In 1906 John Redmond’s party secured 82 Parliamentary seats. Only 5 of them had been contested and 77 of them had been uncontested. More votes in Ireland were given to Unionists than to Redmond’s Party. Unionists were not short of funds nor rich friends in comparison to Redmond’s Party. Some questions might be asked:-
- Why did the Unionists not contest all, or even a majority of all Irish seats?
- Why didn’t Unionists at the time shout –“We wuz robbed?”
- Why don’t commentators today, for instance Professor Richard English and Eoghan Harris, question the right of the 82 Redmondites to claim a majority of sets with a minority of votes?
Readers might infer from their replies or failure to reply the validity of their objections to Sinn Fein’s claim for an Irish national mandate in 1918.

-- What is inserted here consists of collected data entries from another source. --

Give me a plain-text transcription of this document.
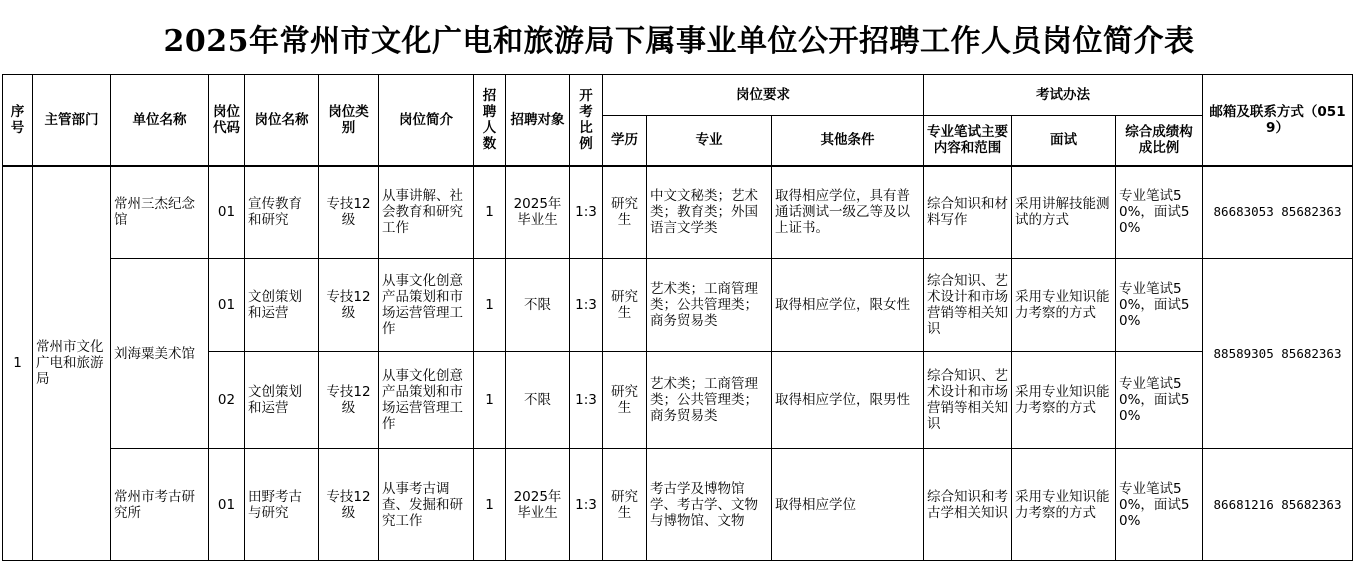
2025年常州市文化广电和旅游局下属事业单位公开招聘工作人员岗位简介表
序号	主管部门	单位名称	岗位代码	岗位名称	岗位类别	岗位简介	招聘人数	招聘对象	开考比例	岗位要求			考试办法			邮箱及联系方式（0519）
										学历	专业	其他条件	专业笔试主要内容和范围	面试	综合成绩构成比例	
1	常州市文化广电和旅游局	常州三杰纪念馆	01	宣传教育和研究	专技12级	从事讲解、社会教育和研究工作	1	2025年毕业生	1:3	研究生	中文文秘类；艺术类；教育类；外国语言文学类	取得相应学位，具有普通话测试一级乙等及以上证书。	综合知识和材料写作	采用讲解技能测试的方式	专业笔试50%，面试50%	86683053 85682363
		刘海粟美术馆	01	文创策划和运营	专技12级	从事文化创意产品策划和市场运营管理工作	1	不限	1:3	研究生	艺术类；工商管理类；公共管理类；商务贸易类	取得相应学位，限女性	综合知识、艺术设计和市场营销等相关知识	采用专业知识能力考察的方式	专业笔试50%，面试50%	88589305 85682363
			02	文创策划和运营	专技12级	从事文化创意产品策划和市场运营管理工作	1	不限	1:3	研究生	艺术类；工商管理类；公共管理类；商务贸易类	取得相应学位，限男性	综合知识、艺术设计和市场营销等相关知识	采用专业知识能力考察的方式	专业笔试50%，面试50%	
		常州市考古研究所	01	田野考古与研究	专技12级	从事考古调查、发掘和研究工作	1	2025年毕业生	1:3	研究生	考古学及博物馆学、考古学、文物与博物馆、文物	取得相应学位	综合知识和考古学相关知识	采用专业知识能力考察的方式	专业笔试50%，面试50%	86681216 85682363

In the United Kingdom as a whole the Liberals in 1906, under the leadership of Henry Campbell -Bannerman, won a landslide and the Tory Prime Minister Arthur Balfour (the Bloody Balfour of Mitchelstown infamy), lost his seat.
But he didn’t lose his composure. He addressed his supporters, saying that, in office or out, his party should continue to direct “the affairs of this Great Empire.” He was not deluded, for the previous year he had established the Committee of Imperial Defence and the Entente Cordiale with France to plan the destruction of Germany. The incoming Prime Minister Campbell Bannerman knew nothing of the Committee of Imperial Defence, though Liberal Imperialists such as Herbert Asquith and Sir Edward Grey who were to initiate the Great War were members of it.
Balfour and the British ruling classes cared nothing for the opinions of the peoples of the Empire, nor even for the peoples of the United Kingdom. In 1906 the House of Lords could block any Bill passed by the Commons except a Money Bill.
David Lloyd George described the Lords as “Mr Balfour’s Poodle” before he himself became a great warlord.